Etiket: ormandaki ev

Neşeli Ormandaki Dev
Neşeli Ormandaki Dev

Neşeli Ormandaki Dev

Neşeli orman tüm canlıların birbiriyle barış içinde yaşadığı bir cennet köşesiyken, bir gün ansızın ortaya çıkan bir dev buradaki tüm canlıların yaşantısını değiştirmiş. Dev ormana ilk geldiğinde yaralı olduğu için tüm hayvanlar elbirliği ile onu iyileştirmek için çabalamışlar. Gece gündüz devin başında bekleyip, yaralarına bakmışlar, onu kendi elleriyle beslemişler.

Aradan günler haftalar geçmiş ve yavaş yavaş devin yaraları iyileşmeye başlamış. Herşey yolundaymış dev ormandaki hayvanlarla beraber yaşıyormuş. Onların oyunlarına ve sohbetlerine katılmasada aralarında sorun yokmuş. Güzel bir bahar öğleden sonrasında dev uykuya yatmış, minik tavşan yavruları da devin uyuduğu yerin yakınlarında top oynamaya başlamışlar. Neşeli kahkahaları ormanda çınlıyormuş, minikler çok mutlularmış. Topu birbirlerine atıp güzel güzel oynarken, birden top uyumakta olan devin başına isabet etmiş. Aslında çok hızlı bir şekilde çarpmamış. Koskoca devin canını öyle küçük bir darbenin yakması mümkün değilmiş ama nasıl olduysa dev büyük bir öfkeyle uyanmış. Başına isabet eden topu almış ve o kalın sesiyle; ” bunu kim attı! ” diye bağırmış. Minik tavşanlar devin neden böyle bağırdığını anlayamayarak ona şaşkın şaşkın bakmışlar. Bu arada dev tekrar bağırmış; ” bu topu kim attı, hemen buraya gelsin! ” Tavşan yavruları devin toplarını kendilerine geri vereceğini düşünerek içlerinden bir tanesini topu alması için göndermişler. Aman Allahım o da ne! Yavru tavşanın deve yalaşmasıyla, devin onu koskoca eline alıp havaya kaldırması bir olmuş. Dev o kalın ve korkunç sesiyle; ” demek topu kafama atan sendin, şimdi seni yiyeyim de gör! “dediğinde tavşan yavruları neye uğradıklarını şaşırmışlar.

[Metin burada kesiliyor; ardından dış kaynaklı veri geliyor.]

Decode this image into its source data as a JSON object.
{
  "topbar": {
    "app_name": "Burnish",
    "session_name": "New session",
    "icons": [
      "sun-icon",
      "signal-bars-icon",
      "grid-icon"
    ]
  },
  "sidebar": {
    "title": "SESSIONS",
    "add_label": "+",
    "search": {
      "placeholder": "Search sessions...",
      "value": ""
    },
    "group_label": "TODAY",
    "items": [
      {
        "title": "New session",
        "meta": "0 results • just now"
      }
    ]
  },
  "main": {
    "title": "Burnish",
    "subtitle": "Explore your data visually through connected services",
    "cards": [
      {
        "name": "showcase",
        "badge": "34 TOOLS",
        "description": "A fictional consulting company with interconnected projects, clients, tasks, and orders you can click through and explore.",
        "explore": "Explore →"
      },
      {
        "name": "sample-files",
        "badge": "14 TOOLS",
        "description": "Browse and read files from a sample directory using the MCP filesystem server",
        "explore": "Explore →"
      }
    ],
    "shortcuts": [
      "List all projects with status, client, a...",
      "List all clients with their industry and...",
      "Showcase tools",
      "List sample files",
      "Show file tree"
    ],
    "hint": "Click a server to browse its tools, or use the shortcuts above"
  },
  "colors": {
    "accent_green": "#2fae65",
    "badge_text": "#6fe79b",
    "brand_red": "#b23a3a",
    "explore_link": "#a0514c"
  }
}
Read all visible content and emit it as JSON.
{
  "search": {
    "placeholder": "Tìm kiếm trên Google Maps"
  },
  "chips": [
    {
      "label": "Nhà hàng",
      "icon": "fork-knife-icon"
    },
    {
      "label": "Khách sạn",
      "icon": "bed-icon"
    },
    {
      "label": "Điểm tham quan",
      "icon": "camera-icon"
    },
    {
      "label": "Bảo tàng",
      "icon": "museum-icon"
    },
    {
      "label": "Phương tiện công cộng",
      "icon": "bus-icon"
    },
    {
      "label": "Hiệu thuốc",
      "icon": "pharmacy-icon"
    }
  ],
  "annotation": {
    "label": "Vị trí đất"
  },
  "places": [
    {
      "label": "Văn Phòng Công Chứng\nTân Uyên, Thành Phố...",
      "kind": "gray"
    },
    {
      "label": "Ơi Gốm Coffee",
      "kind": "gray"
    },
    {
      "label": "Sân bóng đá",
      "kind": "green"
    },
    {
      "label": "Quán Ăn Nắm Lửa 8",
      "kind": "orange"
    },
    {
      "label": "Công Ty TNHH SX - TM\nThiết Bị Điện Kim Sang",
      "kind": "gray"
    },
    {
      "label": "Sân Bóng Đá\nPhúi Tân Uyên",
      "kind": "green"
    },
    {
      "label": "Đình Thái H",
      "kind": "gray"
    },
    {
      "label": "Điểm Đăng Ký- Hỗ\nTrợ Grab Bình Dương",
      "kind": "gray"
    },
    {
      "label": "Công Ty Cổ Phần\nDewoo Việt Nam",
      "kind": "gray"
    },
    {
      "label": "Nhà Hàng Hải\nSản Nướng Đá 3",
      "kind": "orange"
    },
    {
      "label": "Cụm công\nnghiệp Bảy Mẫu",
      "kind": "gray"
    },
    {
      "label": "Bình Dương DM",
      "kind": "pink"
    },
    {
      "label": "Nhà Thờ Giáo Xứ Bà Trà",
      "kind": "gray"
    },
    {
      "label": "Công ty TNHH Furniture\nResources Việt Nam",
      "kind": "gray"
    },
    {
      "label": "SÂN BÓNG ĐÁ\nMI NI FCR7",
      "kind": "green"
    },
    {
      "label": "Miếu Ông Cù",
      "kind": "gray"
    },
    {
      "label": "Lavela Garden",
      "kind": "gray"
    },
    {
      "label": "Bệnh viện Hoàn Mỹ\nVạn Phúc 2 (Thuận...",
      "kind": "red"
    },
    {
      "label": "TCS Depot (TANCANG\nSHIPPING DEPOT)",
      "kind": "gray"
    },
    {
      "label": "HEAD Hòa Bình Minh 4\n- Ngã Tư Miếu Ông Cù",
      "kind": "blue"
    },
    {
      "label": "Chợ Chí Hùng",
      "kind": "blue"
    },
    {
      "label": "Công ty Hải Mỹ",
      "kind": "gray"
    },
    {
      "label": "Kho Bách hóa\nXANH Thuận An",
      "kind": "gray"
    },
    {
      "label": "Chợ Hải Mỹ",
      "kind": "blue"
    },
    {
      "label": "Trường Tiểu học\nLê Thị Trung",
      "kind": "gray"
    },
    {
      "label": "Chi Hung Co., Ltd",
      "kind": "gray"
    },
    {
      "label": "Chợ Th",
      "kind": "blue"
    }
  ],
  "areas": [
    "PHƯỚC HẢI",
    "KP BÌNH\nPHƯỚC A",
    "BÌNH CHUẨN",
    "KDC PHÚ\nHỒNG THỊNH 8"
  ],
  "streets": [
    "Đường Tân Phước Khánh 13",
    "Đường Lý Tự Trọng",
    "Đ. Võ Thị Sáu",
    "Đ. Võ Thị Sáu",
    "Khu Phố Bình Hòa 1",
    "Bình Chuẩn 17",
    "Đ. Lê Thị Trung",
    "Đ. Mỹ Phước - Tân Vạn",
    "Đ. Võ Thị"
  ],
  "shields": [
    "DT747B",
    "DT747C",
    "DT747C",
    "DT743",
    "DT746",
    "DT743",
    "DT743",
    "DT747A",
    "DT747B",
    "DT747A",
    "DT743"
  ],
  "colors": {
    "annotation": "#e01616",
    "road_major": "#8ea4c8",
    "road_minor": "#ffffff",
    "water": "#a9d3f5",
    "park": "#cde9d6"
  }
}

Bakmışlar ki devin şakası yok, hemen büyüklerine haber vermek için koşmuşlar. Bu arada dev minik tavşan yavrusunu elinde gitgide daha çok sıkarak, seni yiyeceğim diye onu korkutuyormuş. Yavru tavşan deve; ” ben sana ne kötülük yaptım, biz sadece kardeşlerimle oyun oynuyorduk. Yanlışlıkla topumuz senin başına geldi, isteyerek yapmadık, çok canım yanıyor ne olur bırak beni gideyim. ” diye yalvarıyormuş. O böyle yalvardıkça dev daha çok sıkıyormuş. Bir süre sonra minik tavşanın anne ve babası koşarak geldiklerinde karşılaştıkları manzara karşısında şok olmuşlar. Minik yavru yerde hareketsiz yatıyor ve dev orada durmuş öylece ona bakıyormuş. Anne tavşan koşarak yavrusuna sarılmış, onu var gücüyle sarsmış ama yavru tavşan hareketsizmiş. Minik yavrunun öldüğünü anlayan anne tavşan var gücüyle deve vurmaya başlamış. ” Benim yavrumdan ne istedin, o sana ne yapmıştı. Hem bizim ormanımızda yaşıyorsun hem de biz senin hayatını kurtarmışken sen bizim yavrularımızı mı öldürüyorsun! ” Anne tavşan böyle söyleyip ağlarken dev pişman bir ses tonuyla; ” ben uykumdan uyandırıldığım için çok sinirlenmiştim. Onu öldürmek istemedim, sadece korkutmak istemiştim.” diye cevap vermiş.

Kısa sürede bu olay ormanda duyulmuş ve tüm hayvanlar oraya toplanmışlar. Dev yüzünde pişman ve üzgün bir ifadeyle onlara bakarken hayvanlar hep bir ağızdan; ” seni burada istemiyoruz, bizim aramızda yerin yok git burdan! “diye bağrışıyorlarmış. Dev en sonunda boynunu bükmüş, hayvanlara üzgün bir şekilde bakmış. Hiçbirşey söylemeden mahçup bir şekilde, bir daha geri dönmemek üzere ormanı terketmiş.